Jump to: navigation, search

Shakespeare is bowdlerized between 1807 and 1818 when The Family Shakespeare is published, expurgating "those words and expressions... which cannot with propriety be read aloud in a family."

Related e

Wikipedia
Wiktionary
Shop


Featured:

Thomas Bowdler (11 July 1754 – 24 February 1825) was an English physician who published an expurgated edition of William Shakespeare's work that he considered to be more appropriate than the original for women and children. He similarly edited Edward Gibbon's Decline and Fall of the Roman Empire. His expurgation was the subject of some criticism and ridicule and, through the eponym bowdlerise (or bowdlerize) , his name is now associated with prudish censorship of literature, motion pictures and television programmes.

Contents

Biography

Bowdler was born near Bath, the son of a gentleman of independent means. He studied medicine at St. Andrews and at Edinburgh, where he took his degree in 1776, but did not practice, devoting himself instead to the cause of prison reform. He was elected a Fellow of the Royal Society in May, 1781.

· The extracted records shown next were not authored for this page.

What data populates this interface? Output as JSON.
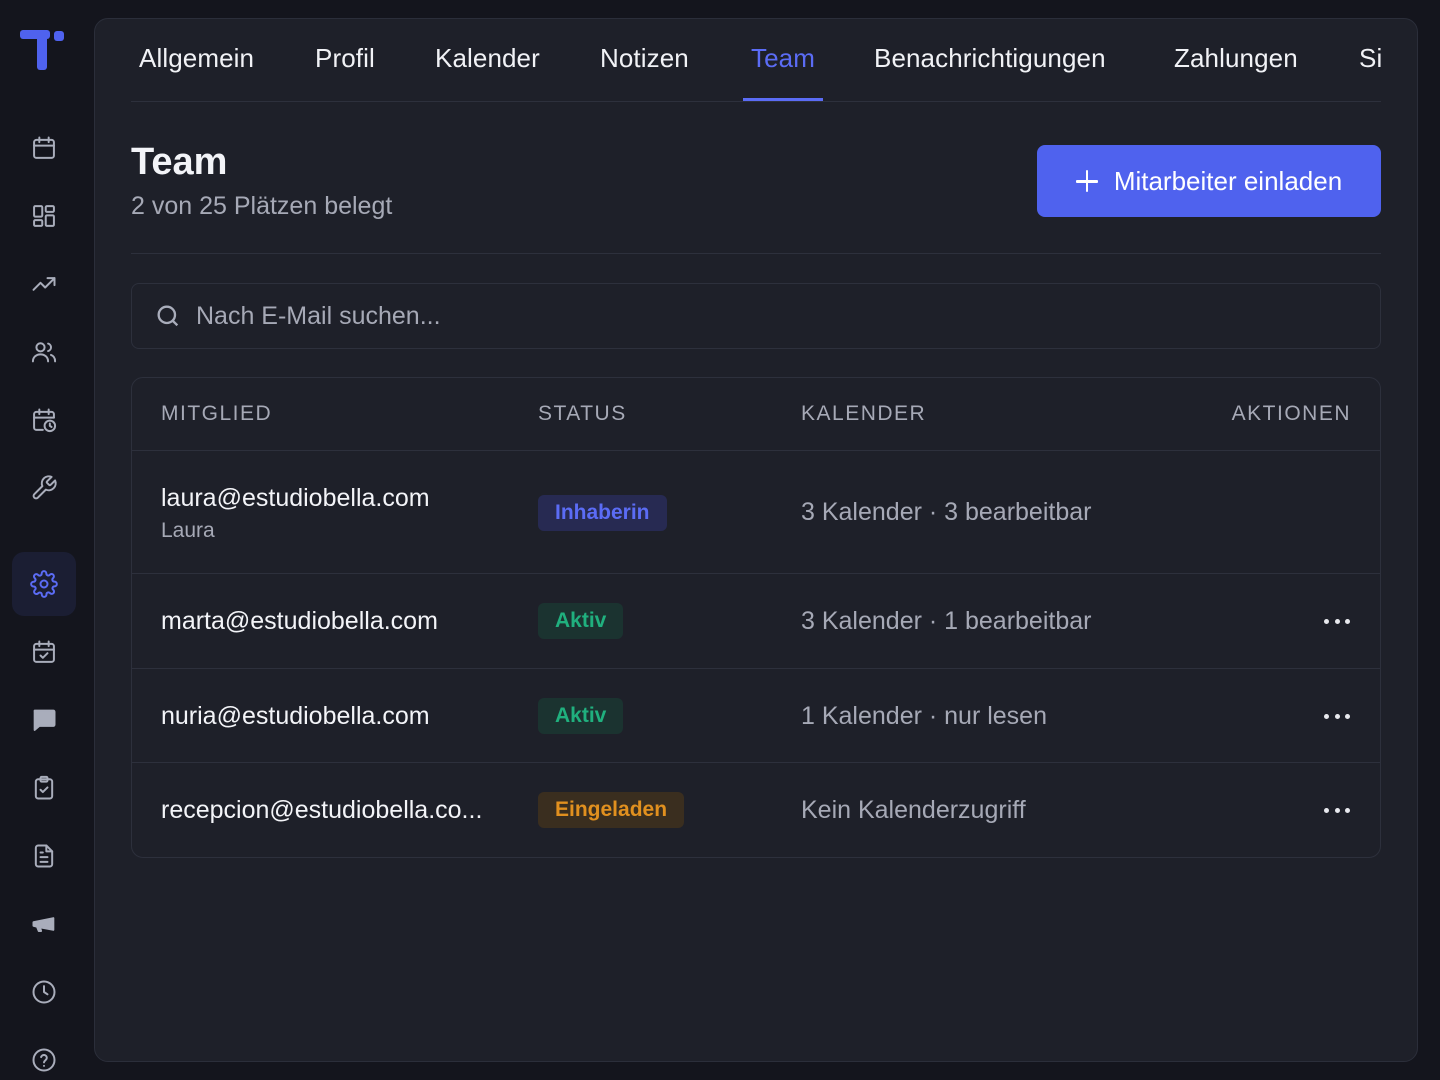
{
  "colors": {
    "accent": "#5b6cf5",
    "active_green": "#20b07e",
    "invited_orange": "#e1901f",
    "background": "#1e2029"
  },
  "sidebar": {
    "items": [
      {
        "icon": "calendar-icon"
      },
      {
        "icon": "dashboard-grid-icon"
      },
      {
        "icon": "trending-up-icon"
      },
      {
        "icon": "users-icon"
      },
      {
        "icon": "calendar-clock-icon"
      },
      {
        "icon": "wrench-icon"
      },
      {
        "icon": "gear-icon",
        "active": true
      },
      {
        "icon": "calendar-check-icon"
      },
      {
        "icon": "chat-bubble-icon"
      },
      {
        "icon": "clipboard-check-icon"
      },
      {
        "icon": "document-icon"
      },
      {
        "icon": "megaphone-icon"
      },
      {
        "icon": "clock-icon"
      },
      {
        "icon": "help-circle-icon"
      }
    ]
  },
  "tabs": [
    {
      "label": "Allgemein"
    },
    {
      "label": "Profil"
    },
    {
      "label": "Kalender"
    },
    {
      "label": "Notizen"
    },
    {
      "label": "Team",
      "active": true
    },
    {
      "label": "Benachrichtigungen"
    },
    {
      "label": "Zahlungen"
    },
    {
      "label": "Siche"
    }
  ],
  "header": {
    "title": "Team",
    "subtitle": "2 von 25 Plätzen belegt",
    "invite_label": "Mitarbeiter einladen"
  },
  "search": {
    "placeholder": "Nach E-Mail suchen..."
  },
  "table": {
    "columns": [
      "MITGLIED",
      "STATUS",
      "KALENDER",
      "AKTIONEN"
    ],
    "rows": [
      {
        "email": "laura@estudiobella.com",
        "name": "Laura",
        "status": "Inhaberin",
        "calendar": "3 Kalender · 3 bearbeitbar"
      },
      {
        "email": "marta@estudiobella.com",
        "status": "Aktiv",
        "calendar": "3 Kalender · 1 bearbeitbar"
      },
      {
        "email": "nuria@estudiobella.com",
        "status": "Aktiv",
        "calendar": "1 Kalender · nur lesen"
      },
      {
        "email": "recepcion@estudiobella.co...",
        "status": "Eingeladen",
        "calendar": "Kein Kalenderzugriff"
      }
    ]
  }
}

He was a strong chess player and once played eight recorded games against the best chess player of the time, François-André Danican Philidor, who was confident enough of his superiority to Bowdler that he played with handicaps. Bowdler won twice, lost three times, and drew three times; Philidor was usually blindfolded and playing multiple opponents simultaneously, and sometimes started without one pawn. The first recorded game to feature a double rook sacrifice was played between Bowdler (white) and H. Conway at London in 1788.

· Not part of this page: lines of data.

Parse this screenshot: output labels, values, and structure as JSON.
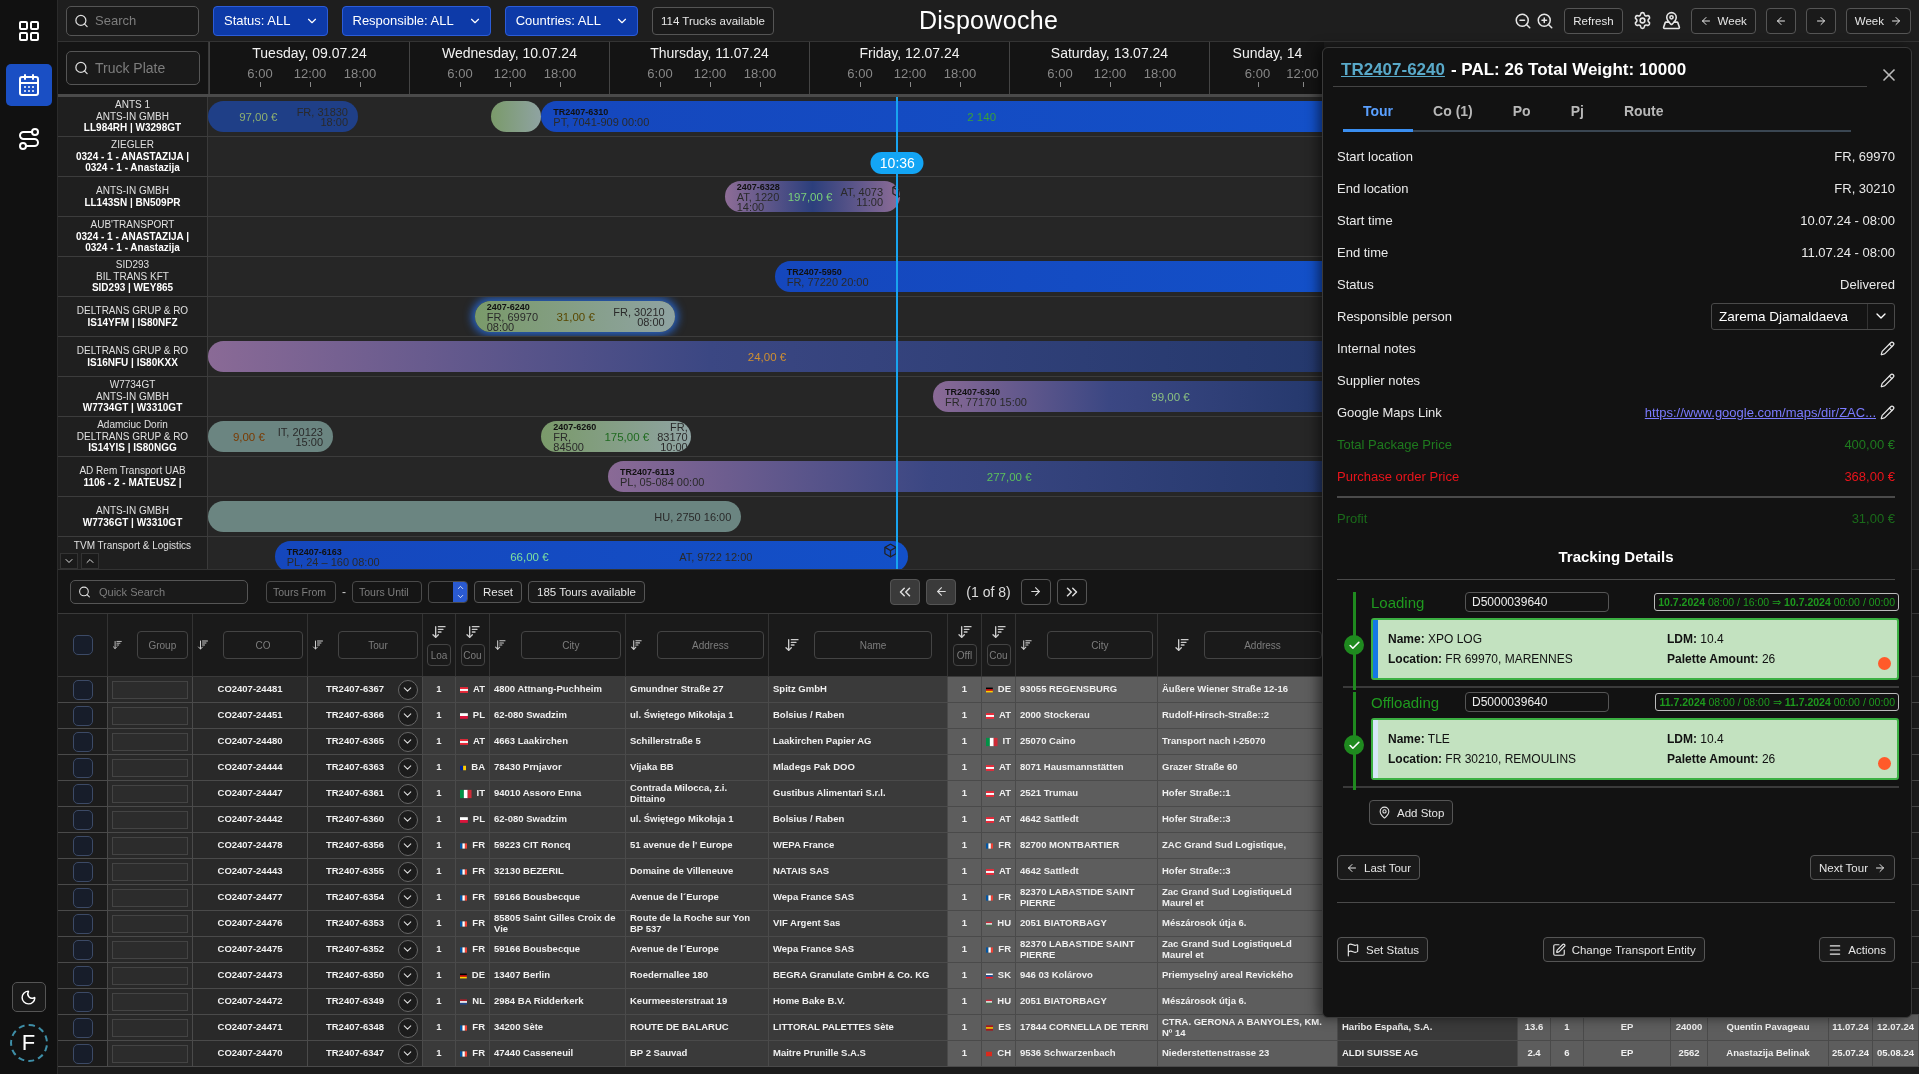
{
  "rail": {
    "items": [
      {
        "selected": false
      },
      {
        "selected": true
      },
      {
        "selected": false
      }
    ],
    "avatar": "F"
  },
  "top_bar": {
    "search": {
      "placeholder": "Search"
    },
    "filters": [
      "Status: ALL",
      "Responsible: ALL",
      "Countries: ALL"
    ],
    "trucks_badge": "114 Trucks available",
    "title": "Dispowoche",
    "refresh": "Refresh",
    "prev_week": "Week",
    "next_week": "Week"
  },
  "timeline": {
    "plate_search": {
      "placeholder": "Truck Plate"
    },
    "days": [
      {
        "label": "Tuesday, 09.07.24",
        "ticks": [
          "6:00",
          "12:00",
          "18:00"
        ]
      },
      {
        "label": "Wednesday, 10.07.24",
        "ticks": [
          "6:00",
          "12:00",
          "18:00"
        ]
      },
      {
        "label": "Thursday, 11.07.24",
        "ticks": [
          "6:00",
          "12:00",
          "18:00"
        ]
      },
      {
        "label": "Friday, 12.07.24",
        "ticks": [
          "6:00",
          "12:00",
          "18:00"
        ]
      },
      {
        "label": "Saturday, 13.07.24",
        "ticks": [
          "6:00",
          "12:00",
          "18:00"
        ]
      },
      {
        "label": "Sunday, 14",
        "ticks": [
          "6:00",
          "12:00"
        ]
      }
    ],
    "now": {
      "label": "10:36"
    },
    "rows": [
      {
        "title_lines": [
          "ANTS 1",
          "ANTS-IN GMBH"
        ],
        "plate_lines": [
          "LL984RH | W3298GT"
        ],
        "bars": [
          {
            "kind": "navy",
            "selected": false,
            "price": "97,00 €",
            "color": "#8fb070",
            "end": [
              "FR, 31830",
              "18:00"
            ]
          },
          {
            "kind": "green",
            "selected": false
          },
          {
            "kind": "blue",
            "selected": false,
            "code": "TR2407-6310",
            "start": [
              "PT, 7041-909 00:00"
            ],
            "price": "2 140",
            "color": "#3aa03a"
          }
        ]
      },
      {
        "title_lines": [
          "ZIEGLER"
        ],
        "plate_lines": [
          "0324 - 1 - ANASTAZIJA |",
          "0324 - 1 - Anastazija"
        ]
      },
      {
        "title_lines": [
          "ANTS-IN GMBH"
        ],
        "plate_lines": [
          "LL143SN | BN509PR"
        ],
        "bars": [
          {
            "kind": "purple",
            "selected": false,
            "code": "2407-6328",
            "start": [
              "AT, 1220",
              "14:00"
            ],
            "price": "197,00 €",
            "color": "#7ad07a",
            "end": [
              "AT, 4073",
              "11:00"
            ],
            "cargo": true
          }
        ]
      },
      {
        "title_lines": [
          "AUB'TRANSPORT"
        ],
        "plate_lines": [
          "0324 - 1 - ANASTAZIJA |",
          "0324 - 1 - Anastazija"
        ]
      },
      {
        "title_lines": [
          "SID293",
          "BIL TRANS KFT"
        ],
        "plate_lines": [
          "SID293 | WEY865"
        ],
        "bars": [
          {
            "kind": "blue",
            "selected": false,
            "code": "TR2407-5950",
            "start": [
              "FR, 77220 20:00"
            ]
          }
        ]
      },
      {
        "title_lines": [
          "DELTRANS GRUP & RO"
        ],
        "plate_lines": [
          "IS14YFM | IS80NFZ"
        ],
        "bars": [
          {
            "kind": "green",
            "selected": true,
            "code": "2407-6240",
            "start": [
              "FR, 69970",
              "08:00"
            ],
            "price": "31,00 €",
            "color": "#5a4800",
            "end": [
              "FR, 30210",
              "08:00"
            ]
          }
        ]
      },
      {
        "title_lines": [
          "DELTRANS GRUP & RO"
        ],
        "plate_lines": [
          "IS16NFU | IS80KXX"
        ],
        "bars": [
          {
            "kind": "fade",
            "selected": false,
            "price": "24,00 €",
            "color": "#d09030"
          }
        ]
      },
      {
        "title_lines": [
          "W7734GT",
          "ANTS-IN GMBH"
        ],
        "plate_lines": [
          "W7734GT | W3310GT"
        ],
        "bars": [
          {
            "kind": "fade",
            "selected": false,
            "code": "TR2407-6340",
            "start": [
              "FR, 77170 15:00"
            ],
            "price": "99,00 €",
            "color": "#8cc080"
          }
        ]
      },
      {
        "title_lines": [
          "Adamciuc Dorin",
          "DELTRANS GRUP & RO"
        ],
        "plate_lines": [
          "IS14YIS | IS80NGG"
        ],
        "bars": [
          {
            "kind": "grey",
            "selected": false,
            "price": "9,00 €",
            "color": "#7a3a00",
            "end": [
              "IT, 20123",
              "15:00"
            ]
          },
          {
            "kind": "green",
            "selected": false,
            "code": "2407-6260",
            "start": [
              "FR,",
              "84500"
            ],
            "price": "175,00 €",
            "color": "#1f6a1f",
            "end": [
              "FR,",
              "83170",
              "10:00"
            ]
          }
        ]
      },
      {
        "title_lines": [
          "AD Rem Transport UAB"
        ],
        "plate_lines": [
          "1106 - 2 - MATEUSZ |"
        ],
        "bars": [
          {
            "kind": "fade",
            "selected": false,
            "code": "TR2407-6113",
            "start": [
              "PL, 05-084 00:00"
            ],
            "price": "277,00 €",
            "color": "#5cc05c"
          }
        ]
      },
      {
        "title_lines": [
          "ANTS-IN GMBH"
        ],
        "plate_lines": [
          "W7736GT | W3310GT"
        ],
        "bars": [
          {
            "kind": "grey",
            "selected": false,
            "end": [
              "HU, 2750 16:00"
            ]
          }
        ]
      },
      {
        "title_lines": [
          "TVM Transport & Logistics"
        ],
        "bars": [
          {
            "kind": "blue",
            "selected": false,
            "code": "TR2407-6163",
            "start": [
              "PL, 24 – 160 08:00"
            ],
            "price": "66,00 €",
            "color": "#7ee0a0",
            "end": [
              "AT, 9722 12:00"
            ],
            "cargo": true
          }
        ]
      }
    ]
  },
  "table_toolbar": {
    "search": {
      "placeholder": "Quick Search"
    },
    "tours_from": {
      "placeholder": "Tours From"
    },
    "separator": "-",
    "tours_until": {
      "placeholder": "Tours Until"
    },
    "reset": "Reset",
    "count": "185 Tours available",
    "page": "(1 of 8)"
  },
  "table": {
    "header_checked": false,
    "columns": [
      {
        "placeholder": "Group"
      },
      {
        "placeholder": "CO"
      },
      {
        "placeholder": "Tour"
      },
      {
        "placeholder": "Loa"
      },
      {
        "placeholder": "Cou"
      },
      {
        "placeholder": "City"
      },
      {
        "placeholder": "Address"
      },
      {
        "placeholder": "Name"
      },
      {
        "placeholder": "Offl"
      },
      {
        "placeholder": "Cou"
      },
      {
        "placeholder": "City"
      },
      {
        "placeholder": "Address"
      }
    ],
    "rows": [
      {
        "checked": false,
        "co": "CO2407-24481",
        "tour": "TR2407-6367",
        "load_count": "1",
        "load_country": "AT",
        "load_city": "4800 Attnang-Puchheim",
        "load_address": "Gmundner Straße 27",
        "offload_name": "Spitz GmbH",
        "offload_count": "1",
        "offload_country": "DE",
        "offload_city": "93055 REGENSBURG",
        "offload_address": "Äußere Wiener Straße 12-16"
      },
      {
        "checked": false,
        "co": "CO2407-24451",
        "tour": "TR2407-6366",
        "load_count": "1",
        "load_country": "PL",
        "load_city": "62-080 Swadzim",
        "load_address": "ul. Świętego Mikołaja 1",
        "offload_name": "Bolsius / Raben",
        "offload_count": "1",
        "offload_country": "AT",
        "offload_city": "2000 Stockerau",
        "offload_address": "Rudolf-Hirsch-Straße::2"
      },
      {
        "checked": false,
        "co": "CO2407-24480",
        "tour": "TR2407-6365",
        "load_count": "1",
        "load_country": "AT",
        "load_city": "4663 Laakirchen",
        "load_address": "Schillerstraße 5",
        "offload_name": "Laakirchen Papier AG",
        "offload_count": "1",
        "offload_country": "IT",
        "offload_city": "25070 Caino",
        "offload_address": "Transport nach I-25070"
      },
      {
        "checked": false,
        "co": "CO2407-24444",
        "tour": "TR2407-6363",
        "load_count": "1",
        "load_country": "BA",
        "load_city": "78430 Prnjavor",
        "load_address": "Vijaka BB",
        "offload_name": "Mladegs Pak DOO",
        "offload_count": "1",
        "offload_country": "AT",
        "offload_city": "8071 Hausmannstätten",
        "offload_address": "Grazer Straße 60"
      },
      {
        "checked": false,
        "co": "CO2407-24447",
        "tour": "TR2407-6361",
        "load_count": "1",
        "load_country": "IT",
        "load_city": "94010 Assoro Enna",
        "load_address": "Contrada Milocca, z.i. Dittaino",
        "offload_name": "Gustibus Alimentari S.r.l.",
        "offload_count": "1",
        "offload_country": "AT",
        "offload_city": "2521 Trumau",
        "offload_address": "Hofer Straße::1"
      },
      {
        "checked": false,
        "co": "CO2407-24442",
        "tour": "TR2407-6360",
        "load_count": "1",
        "load_country": "PL",
        "load_city": "62-080 Swadzim",
        "load_address": "ul. Świętego Mikołaja 1",
        "offload_name": "Bolsius / Raben",
        "offload_count": "1",
        "offload_country": "AT",
        "offload_city": "4642 Sattledt",
        "offload_address": "Hofer Straße::3"
      },
      {
        "checked": false,
        "co": "CO2407-24478",
        "tour": "TR2407-6356",
        "load_count": "1",
        "load_country": "FR",
        "load_city": "59223 CIT Roncq",
        "load_address": "51 avenue de l' Europe",
        "offload_name": "WEPA France",
        "offload_count": "1",
        "offload_country": "FR",
        "offload_city": "82700 MONTBARTIER",
        "offload_address": "ZAC Grand Sud Logistique,"
      },
      {
        "checked": false,
        "co": "CO2407-24443",
        "tour": "TR2407-6355",
        "load_count": "1",
        "load_country": "FR",
        "load_city": "32130 BEZERIL",
        "load_address": "Domaine de Villeneuve",
        "offload_name": "NATAIS SAS",
        "offload_count": "1",
        "offload_country": "AT",
        "offload_city": "4642 Sattledt",
        "offload_address": "Hofer Straße::3"
      },
      {
        "checked": false,
        "co": "CO2407-24477",
        "tour": "TR2407-6354",
        "load_count": "1",
        "load_country": "FR",
        "load_city": "59166 Bousbecque",
        "load_address": "Avenue de l´Europe",
        "offload_name": "Wepa France SAS",
        "offload_count": "1",
        "offload_country": "FR",
        "offload_city": "82370 LABASTIDE SAINT PIERRE",
        "offload_address": "Zac Grand Sud LogistiqueLd Maurel et"
      },
      {
        "checked": false,
        "co": "CO2407-24476",
        "tour": "TR2407-6353",
        "load_count": "1",
        "load_country": "FR",
        "load_city": "85805 Saint Gilles Croix de Vie",
        "load_address": "Route de la Roche sur Yon BP 537",
        "offload_name": "VIF Argent Sas",
        "offload_count": "1",
        "offload_country": "HU",
        "offload_city": "2051 BIATORBAGY",
        "offload_address": "Mészárosok útja 6."
      },
      {
        "checked": false,
        "co": "CO2407-24475",
        "tour": "TR2407-6352",
        "load_count": "1",
        "load_country": "FR",
        "load_city": "59166 Bousbecque",
        "load_address": "Avenue de l´Europe",
        "offload_name": "Wepa France SAS",
        "offload_count": "1",
        "offload_country": "FR",
        "offload_city": "82370 LABASTIDE SAINT PIERRE",
        "offload_address": "Zac Grand Sud LogistiqueLd Maurel et"
      },
      {
        "checked": false,
        "co": "CO2407-24473",
        "tour": "TR2407-6350",
        "load_count": "1",
        "load_country": "DE",
        "load_city": "13407 Berlin",
        "load_address": "Roedernallee 180",
        "offload_name": "BEGRA Granulate GmbH & Co. KG",
        "offload_count": "1",
        "offload_country": "SK",
        "offload_city": "946 03 Kolárovo",
        "offload_address": "Priemyselný areal Revického"
      },
      {
        "checked": false,
        "co": "CO2407-24472",
        "tour": "TR2407-6349",
        "load_count": "1",
        "load_country": "NL",
        "load_city": "2984 BA Ridderkerk",
        "load_address": "Keurmeesterstraat 19",
        "offload_name": "Home Bake B.V.",
        "offload_count": "1",
        "offload_country": "HU",
        "offload_city": "2051 BIATORBAGY",
        "offload_address": "Mészárosok útja 6."
      },
      {
        "checked": false,
        "co": "CO2407-24471",
        "tour": "TR2407-6348",
        "load_count": "1",
        "load_country": "FR",
        "load_city": "34200 Sète",
        "load_address": "ROUTE DE BALARUC",
        "offload_name": "LITTORAL PALETTES Sète",
        "offload_count": "1",
        "offload_country": "ES",
        "offload_city": "17844 CORNELLA DE TERRI",
        "offload_address": "CTRA. GERONA A BANYOLES, KM. Nº 14",
        "extra": [
          "Haribo España, S.A.",
          "13.6",
          "1",
          "EP",
          "24000",
          "Quentin Pavageau",
          "11.07.24",
          "12.07.24"
        ]
      },
      {
        "checked": false,
        "co": "CO2407-24470",
        "tour": "TR2407-6347",
        "load_count": "1",
        "load_country": "FR",
        "load_city": "47440 Casseneuil",
        "load_address": "BP 2 Sauvad",
        "offload_name": "Maitre Prunille S.A.S",
        "offload_count": "1",
        "offload_country": "CH",
        "offload_city": "9536 Schwarzenbach",
        "offload_address": "Niederstettenstrasse 23",
        "extra": [
          "ALDI SUISSE AG",
          "2.4",
          "6",
          "EP",
          "2562",
          "Anastazija Belinak",
          "25.07.24",
          "05.08.24"
        ]
      }
    ]
  },
  "panel": {
    "tour_link": "TR2407-6240",
    "title_rest": "- PAL: 26 Total Weight: 10000",
    "tabs": [
      {
        "label": "Tour",
        "selected": true
      },
      {
        "label": "Co (1)",
        "selected": false
      },
      {
        "label": "Po",
        "selected": false
      },
      {
        "label": "Pj",
        "selected": false
      },
      {
        "label": "Route",
        "selected": false
      }
    ],
    "details": [
      {
        "kind": "text",
        "label": "Start location",
        "value": "FR, 69970"
      },
      {
        "kind": "text",
        "label": "End location",
        "value": "FR, 30210"
      },
      {
        "kind": "text",
        "label": "Start time",
        "value": "10.07.24 - 08:00"
      },
      {
        "kind": "text",
        "label": "End time",
        "value": "11.07.24 - 08:00"
      },
      {
        "kind": "text",
        "label": "Status",
        "value": "Delivered"
      },
      {
        "kind": "select",
        "label": "Responsible person",
        "value": "Zarema Djamaldaeva"
      },
      {
        "kind": "note",
        "label": "Internal notes"
      },
      {
        "kind": "note",
        "label": "Supplier notes"
      },
      {
        "kind": "link",
        "label": "Google Maps Link",
        "value": "https://www.google.com/maps/dir/ZAC..."
      },
      {
        "kind": "price",
        "label": "Total Package Price",
        "value": "400,00 €",
        "color": "#1e7a1e"
      },
      {
        "kind": "price",
        "label": "Purchase order Price",
        "value": "368,00 €",
        "color": "#e8141b"
      }
    ],
    "profit": {
      "label": "Profit",
      "value": "31,00 €",
      "color": "#1a6a1a"
    },
    "tracking_title": "Tracking Details",
    "stops": [
      {
        "label": "Loading",
        "reference": "D5000039640",
        "schedule": "**10.7.2024** 08:00 / 16:00 ⇒ **10.7.2024** 00:00 / 00:00",
        "done": true,
        "selected": true,
        "name": "**Name:** XPO LOG",
        "location": "**Location:** FR 69970, MARENNES",
        "ldm": "**LDM:** 10.4",
        "palettes": "**Palette Amount:** 26"
      },
      {
        "label": "Offloading",
        "reference": "D5000039640",
        "schedule": "**11.7.2024** 08:00 / 08:00 ⇒ **11.7.2024** 00:00 / 00:00",
        "done": true,
        "selected": false,
        "name": "**Name:** TLE",
        "location": "**Location:** FR 30210, REMOULINS",
        "ldm": "**LDM:** 10.4",
        "palettes": "**Palette Amount:** 26"
      }
    ],
    "add_stop": "Add Stop",
    "last_tour": "Last Tour",
    "next_tour": "Next Tour",
    "actions": [
      {
        "kind": "flag",
        "label": "Set Status"
      },
      {
        "kind": "edit",
        "label": "Change Transport Entity"
      },
      {
        "kind": "menu",
        "label": "Actions"
      }
    ]
  }
}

In 1818, after retiring to the Isle of Wight, he published his Family Shakespeare, which had considerable success. He subsequently attempted to do the same with the works of historian Edward Gibbon, a project which was not as successful. Bowdler's edition of Gibbon's work was published posthumously in 1826. His sister Jane was a poet and essayist, and his sister Harriet was the editor of Bowdler's publications.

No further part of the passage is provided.